The metaverse is a hot topic right now. Newspapers are writing about it, tech corporations are investing in it, and children are in it (or will be soon). According to our new report, The Common Sense Census: Media Use by Tweens and Teens, 2021, 17% of children age 8 to 18 report having a VR headset, and about one in five tweens (22%) and one in four teens (27%) have ever tried virtual reality. At the same time, virtual reality (VR) technologies, from headsets for the face to haptic suits for the body, are developing quickly, allowing users to experience the metaverse in ways that are physically and psychologically new.

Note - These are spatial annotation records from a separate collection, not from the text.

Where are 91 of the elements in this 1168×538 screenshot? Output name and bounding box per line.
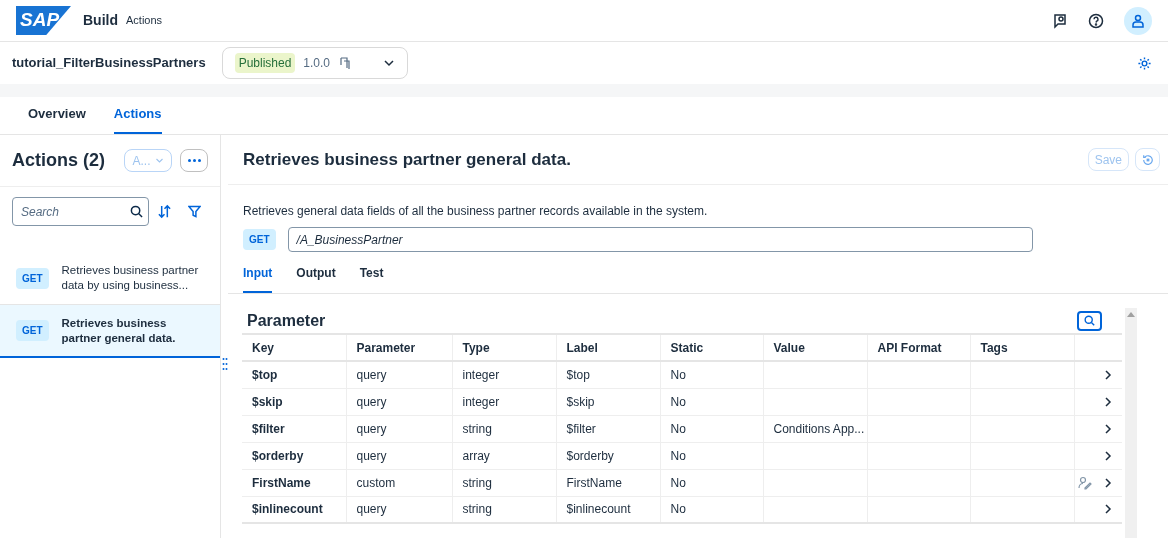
table-cell: $skip: [556, 388, 660, 415]
table-cell: $top: [556, 361, 660, 388]
product-name: Build: [83, 11, 118, 30]
table-cell: No: [660, 469, 763, 496]
caret-icon: [382, 57, 395, 69]
table-cell: Conditions App...: [763, 415, 867, 442]
table-cell: query: [346, 361, 452, 388]
column-header: API Format: [867, 334, 970, 361]
status-badge: Published: [234, 53, 296, 73]
table-row[interactable]: $skip query integer $skip No: [242, 388, 1122, 415]
method-badge: GET: [243, 229, 276, 250]
feedback-icon[interactable]: [1052, 12, 1068, 29]
tab[interactable]: Output: [296, 260, 336, 293]
table-cell: $filter: [556, 415, 660, 442]
caret-icon: [154, 156, 164, 165]
action-label: Retrieves business partner data by using business...: [61, 263, 200, 293]
column-header: Parameter: [346, 334, 452, 361]
settings-icon[interactable]: [1137, 55, 1152, 71]
sap-logo: SAP: [16, 6, 71, 35]
history-icon: [338, 56, 353, 70]
reset-icon: [1141, 153, 1154, 166]
search-button[interactable]: [1077, 310, 1102, 331]
table-cell: No: [660, 415, 763, 442]
chevron-right-icon[interactable]: [1104, 450, 1112, 461]
column-header: Value: [763, 334, 867, 361]
path-field[interactable]: /A_BusinessPartner: [287, 227, 1033, 252]
table-cell: string: [452, 469, 556, 496]
table-cell: custom: [346, 469, 452, 496]
chevron-right-icon[interactable]: [1104, 504, 1112, 515]
method-badge: GET: [16, 267, 49, 289]
table-cell: $inlinecount: [556, 496, 660, 523]
project-name: tutorial_FilterBusinessPartners: [12, 54, 206, 73]
chevron-right-icon[interactable]: [1104, 396, 1112, 407]
table-cell: query: [346, 415, 452, 442]
table-cell: No: [660, 496, 763, 523]
sort-icon[interactable]: [157, 204, 172, 219]
column-header: Tags: [970, 334, 1074, 361]
column-header: Key: [242, 334, 346, 361]
column-header: Label: [556, 334, 660, 361]
table-title: Parameter: [247, 310, 326, 331]
search-field[interactable]: Search: [12, 197, 149, 226]
table-cell: FirstName: [242, 469, 346, 496]
action-title: Retrieves business partner general data.: [243, 148, 571, 171]
filter-icon[interactable]: [188, 205, 201, 218]
table-cell: No: [660, 361, 763, 388]
table-cell: $top: [242, 361, 346, 388]
more-button[interactable]: [180, 149, 208, 172]
table-cell: query: [346, 496, 452, 523]
column-header: Type: [452, 334, 556, 361]
action-list-item[interactable]: GET Retrieves business partner general data.: [0, 305, 220, 358]
chevron-right-icon[interactable]: [1104, 369, 1112, 380]
tab[interactable]: Overview: [28, 103, 86, 134]
action-description: Retrieves general data fields of all the business partner records available in the system.: [243, 203, 709, 220]
person-edit-icon[interactable]: [1078, 475, 1092, 490]
table-cell: array: [452, 442, 556, 469]
version-number: 1.0.0: [303, 55, 331, 72]
user-avatar[interactable]: [1124, 6, 1152, 35]
table-cell: FirstName: [556, 469, 660, 496]
chevron-right-icon[interactable]: [1104, 477, 1112, 488]
table-row[interactable]: $filter query string $filter No Conditions App...: [242, 415, 1122, 442]
table-cell: integer: [452, 361, 556, 388]
table-cell: No: [660, 388, 763, 415]
search-icon: [1084, 315, 1095, 326]
method-badge: GET: [16, 320, 49, 341]
table-cell: integer: [452, 388, 556, 415]
search-icon: [130, 205, 143, 218]
table-row[interactable]: $orderby query array $orderby No: [242, 442, 1122, 469]
table-cell: string: [452, 415, 556, 442]
table-cell: string: [452, 496, 556, 523]
scrollbar[interactable]: [1125, 308, 1137, 538]
chevron-right-icon[interactable]: [1104, 423, 1112, 434]
version-selector[interactable]: Published 1.0.0: [221, 47, 408, 79]
tab[interactable]: Test: [359, 260, 384, 293]
table-cell: $orderby: [556, 442, 660, 469]
table-cell: query: [346, 388, 452, 415]
action-label: Retrieves business partner general data.: [61, 315, 177, 346]
splitter-handle-icon[interactable]: [221, 357, 228, 371]
table-row[interactable]: FirstName custom string FirstName No: [242, 469, 1122, 496]
column-header: Static: [660, 334, 763, 361]
tab[interactable]: Input: [243, 260, 273, 293]
panel-title: Actions (2): [12, 149, 105, 172]
table-cell: $orderby: [242, 442, 346, 469]
table-cell: No: [660, 442, 763, 469]
table-cell: $inlinecount: [242, 496, 346, 523]
section-name: Actions: [126, 13, 163, 29]
help-icon[interactable]: [1088, 12, 1104, 29]
table-row[interactable]: $top query integer $top No: [242, 361, 1122, 388]
table-cell: $skip: [242, 388, 346, 415]
table-cell: $filter: [242, 415, 346, 442]
table-row[interactable]: $inlinecount query string $inlinecount No: [242, 496, 1122, 523]
table-cell: query: [346, 442, 452, 469]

There are many potential benefits for kids and teens from these systems, ranging from creative play to immersive learning. But the harms are not yet fully understood. How can the metaverse and VR threaten the physical well-being of children? What are the privacy implications of these increasingly connected, largely unregulated digital worlds? Where do misinformation and manipulation enter the metaverse?
Building on the research compiled in our VR 101 report, Common Sense has released a new white paper to address these and other urgent concerns. "Kids and the Metaverse: What Parents, Policymakers, and Companies Need to Know" draws on interviews and studies from leading experts in virtual and augmented reality to identify risks that the metaverse poses for young users.